Page 1 of 2

DS Job Design

Posted: Fri Mar 09, 2007 9:10 am
by aditya
All,

I have a staging table from which data would have to be loaded onto 6 different tables, only straight inserts.

The six table have a few attributes common amoung them.

I had 2 job designs in mind and I wanted your suggestions on the best strategy.

Strategy 1 :

One DS Job loading all the data into six different table involving the staging table, transfomer and six tables.

Strategy 2:

DS Job wherein the staging table would only select the fieds specific to each table and load data individually.

Thanks
Aditya.

Posted: Fri Mar 09, 2007 9:15 am
by kumar_s
Is it one staging table to 6 different table or 6 staging tables to 6 other tables.
If its the first case, the option speaks about populating the 6 target tables.
If i understand properly, But the first approach involves loading the staging table as well. Pls clarify.

Posted: Fri Mar 09, 2007 9:20 am
by DSguru2B
One job to select data, do all the transformations and then load to 6 flat files, identical to your target tables.
A job for each table.
All together 7 jobs. Keep it modular. Will help in restartability. Also keeps the segments well defined.

Posted: Fri Mar 09, 2007 9:20 am
by aditya
Kumar,

Thanks for the reply. Sorry abt being unclear while asking the question.

Actually there is only ONE STAGING TABLE. This table feeds data into SIX DIFFERENT TABLES.

Thanks
Aditya.

Posted: Fri Mar 09, 2007 9:24 am
by kumar_s
If performance squeezes, you can approach single job to avoid multiple read.

Posted: Fri Mar 09, 2007 10:15 am
by ray.wurlod
Do you have to stage into tables? Sequential files are much faster for staging areas. Are you REALLY still on version 4?

Posted: Fri Mar 09, 2007 1:40 pm
by aditya
Ray,

Unfortunately the client for which I work is still on Ardent 4.5.1 Version. They have a process of parsing complex flat files and loading into a staging table in Oracle. From where data would be picked up and later loaded to other ODS tables.

Thanks
Aditya.

Posted: Fri Mar 09, 2007 2:42 pm
by ray.wurlod
If performance is being an issue, stage into text files and use sqlldr to get the data from there into the Oracle staging tables, perhaps in an after-job subroutine running ExecSH. You'll be amazed how much faster this can go. Don't use the ORABULK stage though - its performance is abysmal.

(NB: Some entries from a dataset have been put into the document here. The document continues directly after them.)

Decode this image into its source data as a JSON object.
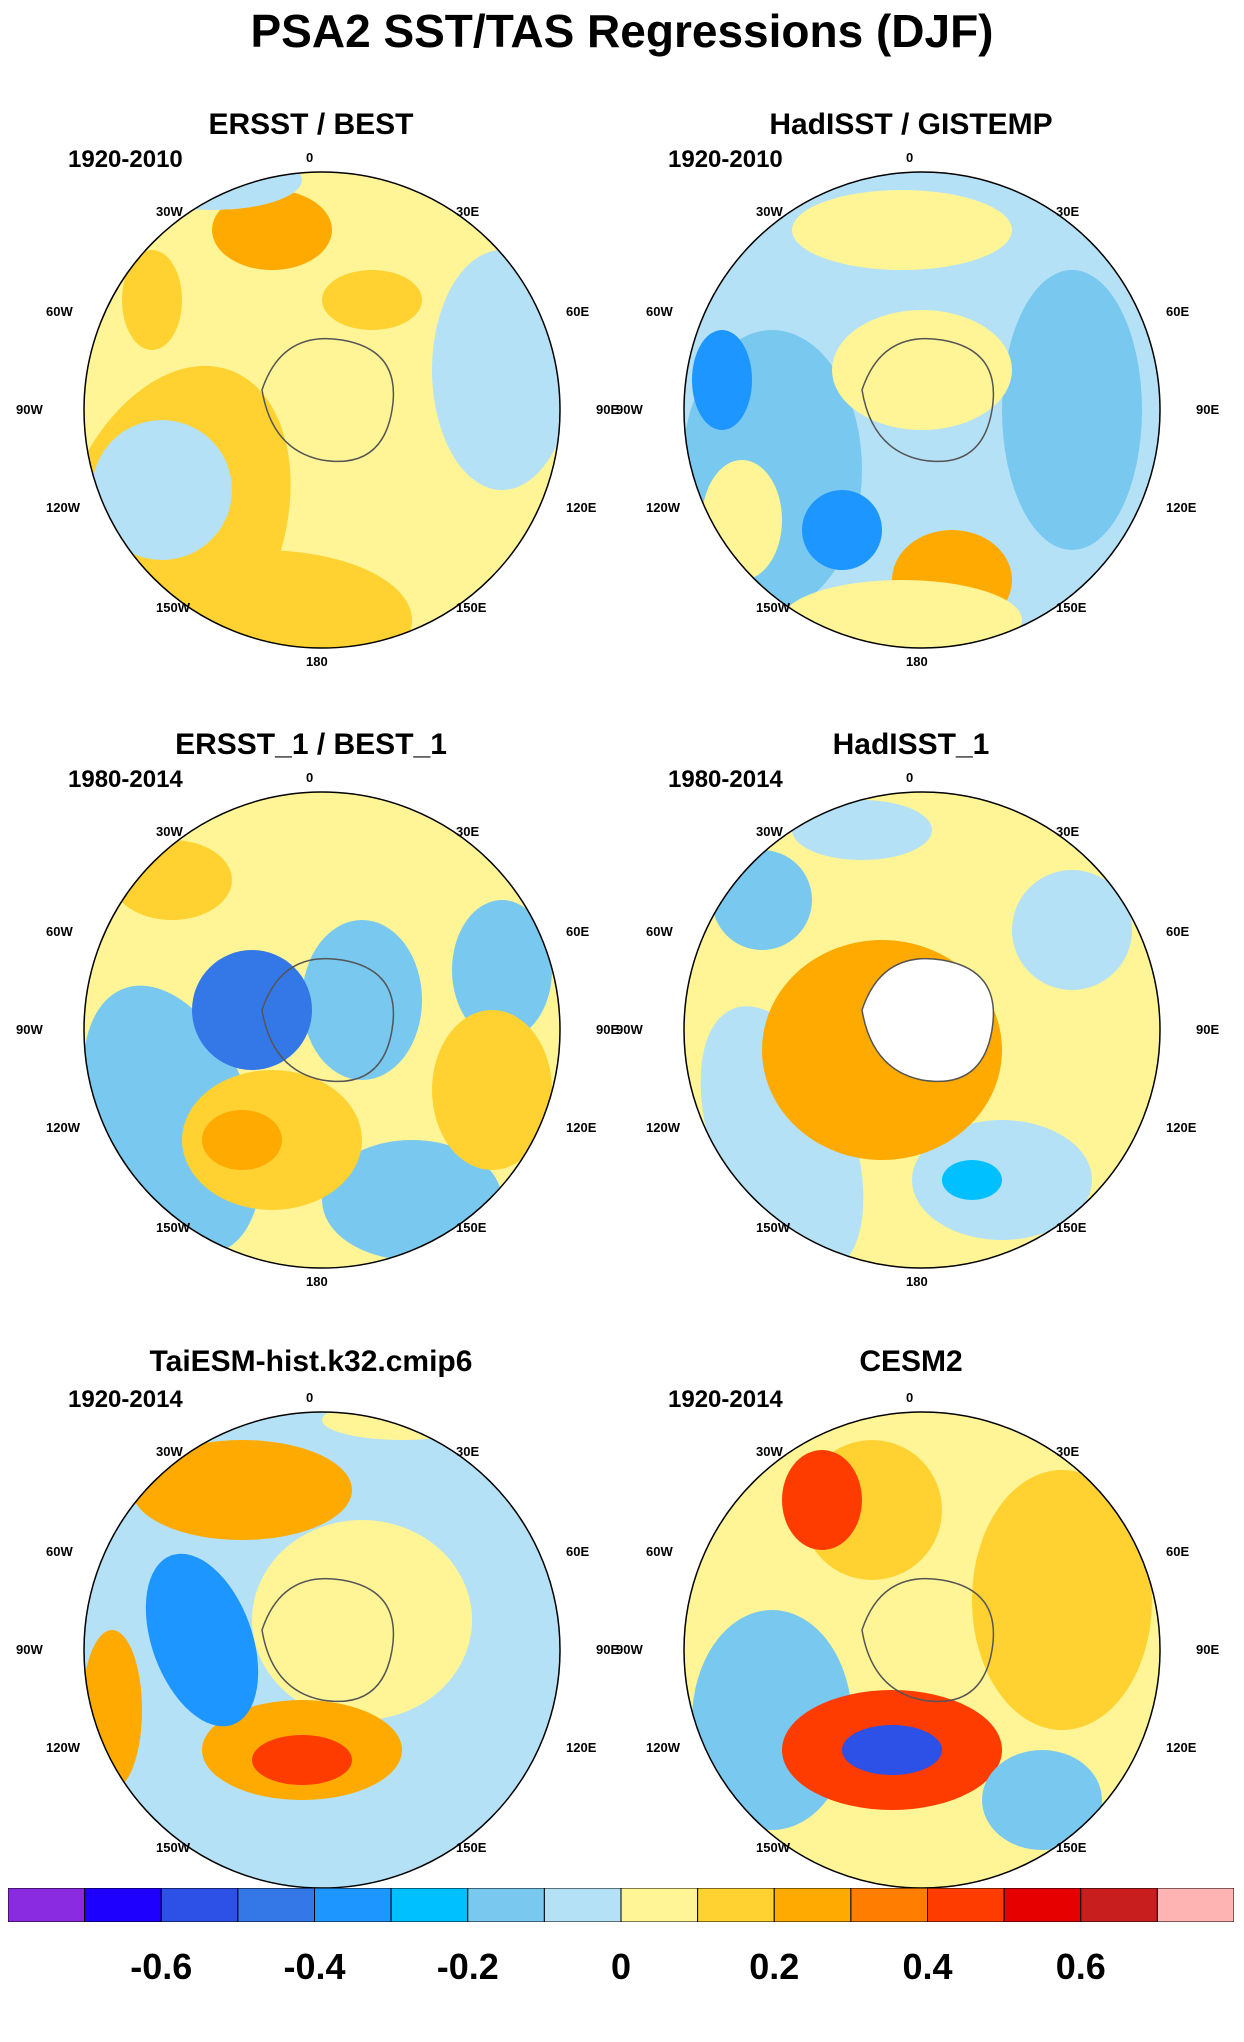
{
  "title": "PSA2 SST/TAS Regressions (DJF)",
  "longitude_labels": {
    "top": "0",
    "bottom": "180",
    "30W": "30W",
    "60W": "60W",
    "90W": "90W",
    "120W": "120W",
    "150W": "150W",
    "30E": "30E",
    "60E": "60E",
    "90E": "90E",
    "120E": "120E",
    "150E": "150E"
  },
  "colorbar": {
    "colors": [
      "#8a2be2",
      "#1e00ff",
      "#2d50e6",
      "#3478e8",
      "#1e96ff",
      "#00c0ff",
      "#78c8f0",
      "#b4e1f5",
      "#fff596",
      "#ffd232",
      "#ffaa00",
      "#ff7d00",
      "#ff3c00",
      "#e60000",
      "#c81e1e",
      "#ffb4b4"
    ],
    "tick_labels": [
      "-0.6",
      "-0.4",
      "-0.2",
      "0",
      "0.2",
      "0.4",
      "0.6"
    ]
  },
  "chart_data": [
    {
      "type": "heatmap",
      "title": "ERSST / BEST",
      "period": "1920-2010",
      "projection": "south polar stereographic",
      "regions": [
        {
          "level": 0.1,
          "color": "#fff596"
        },
        {
          "level": 0.2,
          "color": "#ffd232"
        },
        {
          "level": 0.3,
          "color": "#ffaa00"
        },
        {
          "level": -0.05,
          "color": "#b4e1f5"
        }
      ]
    },
    {
      "type": "heatmap",
      "title": "HadISST / GISTEMP",
      "period": "1920-2010",
      "projection": "south polar stereographic",
      "regions": [
        {
          "level": -0.05,
          "color": "#b4e1f5"
        },
        {
          "level": -0.15,
          "color": "#78c8f0"
        },
        {
          "level": 0.1,
          "color": "#fff596"
        },
        {
          "level": 0.3,
          "color": "#ffaa00"
        },
        {
          "level": -0.3,
          "color": "#1e96ff"
        }
      ]
    },
    {
      "type": "heatmap",
      "title": "ERSST_1 / BEST_1",
      "period": "1980-2014",
      "projection": "south polar stereographic",
      "regions": [
        {
          "level": 0.1,
          "color": "#fff596"
        },
        {
          "level": -0.15,
          "color": "#78c8f0"
        },
        {
          "level": 0.2,
          "color": "#ffd232"
        },
        {
          "level": -0.4,
          "color": "#3478e8"
        },
        {
          "level": 0.3,
          "color": "#ffaa00"
        }
      ]
    },
    {
      "type": "heatmap",
      "title": "HadISST_1",
      "period": "1980-2014",
      "projection": "south polar stereographic",
      "regions": [
        {
          "level": 0.1,
          "color": "#fff596"
        },
        {
          "level": -0.05,
          "color": "#b4e1f5"
        },
        {
          "level": -0.15,
          "color": "#78c8f0"
        },
        {
          "level": 0.3,
          "color": "#ffaa00"
        },
        {
          "level": -0.25,
          "color": "#00c0ff"
        }
      ]
    },
    {
      "type": "heatmap",
      "title": "TaiESM-hist.k32.cmip6",
      "period": "1920-2014",
      "projection": "south polar stereographic",
      "regions": [
        {
          "level": -0.05,
          "color": "#b4e1f5"
        },
        {
          "level": 0.1,
          "color": "#fff596"
        },
        {
          "level": 0.3,
          "color": "#ffaa00"
        },
        {
          "level": 0.45,
          "color": "#ff3c00"
        },
        {
          "level": -0.3,
          "color": "#1e96ff"
        }
      ]
    },
    {
      "type": "heatmap",
      "title": "CESM2",
      "period": "1920-2014",
      "projection": "south polar stereographic",
      "regions": [
        {
          "level": 0.1,
          "color": "#fff596"
        },
        {
          "level": 0.2,
          "color": "#ffd232"
        },
        {
          "level": 0.45,
          "color": "#ff3c00"
        },
        {
          "level": -0.45,
          "color": "#2d50e6"
        },
        {
          "level": -0.15,
          "color": "#78c8f0"
        }
      ]
    }
  ]
}
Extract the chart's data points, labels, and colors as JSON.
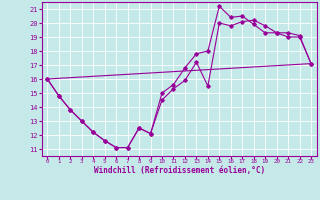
{
  "xlabel": "Windchill (Refroidissement éolien,°C)",
  "bg_color": "#c5e8e8",
  "line_color": "#990099",
  "grid_color": "#ffffff",
  "xlim": [
    -0.5,
    23.5
  ],
  "ylim": [
    10.5,
    21.5
  ],
  "yticks": [
    11,
    12,
    13,
    14,
    15,
    16,
    17,
    18,
    19,
    20,
    21
  ],
  "xticks": [
    0,
    1,
    2,
    3,
    4,
    5,
    6,
    7,
    8,
    9,
    10,
    11,
    12,
    13,
    14,
    15,
    16,
    17,
    18,
    19,
    20,
    21,
    22,
    23
  ],
  "series1_x": [
    0,
    1,
    2,
    3,
    4,
    5,
    6,
    7,
    8,
    9,
    10,
    11,
    12,
    13,
    14,
    15,
    16,
    17,
    18,
    19,
    20,
    21,
    22,
    23
  ],
  "series1_y": [
    16.0,
    14.8,
    13.8,
    13.0,
    12.2,
    11.6,
    11.1,
    11.1,
    12.5,
    12.1,
    14.5,
    15.3,
    15.9,
    17.2,
    15.5,
    20.0,
    19.8,
    20.1,
    20.2,
    19.8,
    19.3,
    19.0,
    19.0,
    17.1
  ],
  "series2_x": [
    0,
    1,
    2,
    3,
    4,
    5,
    6,
    7,
    8,
    9,
    10,
    11,
    12,
    13,
    14,
    15,
    16,
    17,
    18,
    19,
    20,
    21,
    22,
    23
  ],
  "series2_y": [
    16.0,
    14.8,
    13.8,
    13.0,
    12.2,
    11.6,
    11.1,
    11.1,
    12.5,
    12.1,
    15.0,
    15.6,
    16.8,
    17.8,
    18.0,
    21.2,
    20.4,
    20.5,
    19.9,
    19.3,
    19.3,
    19.3,
    19.1,
    17.1
  ],
  "series3_x": [
    0,
    23
  ],
  "series3_y": [
    16.0,
    17.1
  ]
}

Posted: Fri Mar 09, 2007 11:20 pm
by kumar_s
Do you mean Sql loader used by Datastage is not scalable. Or its with the version?

Posted: Sat Mar 10, 2007 7:10 am
by chulett
I'm assuming he's specifically referring to the old ORABULK stage, which I don't really recall any specifics of. The newer ORAOCIBL stage in automatic mode loads data as fast as you can shove it into it. :wink:

Posted: Sat Mar 10, 2007 8:39 am
by ray.wurlod
The newer ORAOCIBL stage doesn't exist in version 4.x, however. To quote Mr Duke, the ORABULK stage serks!

Posted: Sun Mar 11, 2007 6:20 pm
by oacvb
Is it direct load from Staging to all 6 tables or are you doing any transformations in middle. If there are no transformations in between, use 6 select reads and insert into tables. Do it parralelly so that the performance might increase if DB doesn't have bottleneck. My suggestion is write 6 different jobs and call it parallely so that you have restartability if it fails for one table. Try to use ORABULK but not sure it's availability in version 4

Posted: Sun Mar 11, 2007 6:44 pm
by kumar_s
6 repeated reads on the single table for restratability is not a wise approach.
Read one and write into 6 flat file and use SQL loader to load it as noted, or read and write in the same job as one option that you have mentioned.

Posted: Sun Mar 11, 2007 7:02 pm
by oacvb
It's again depends on how Database and network servers are configured as well with number of CPU's (Environment) probably he can do a POC and go ahead based on that.

Posted: Sun Mar 11, 2007 7:05 pm
by kumar_s
Even if database is very fine tuned and has high band width, its not worth hitting the database again and again for the same data. IMHO.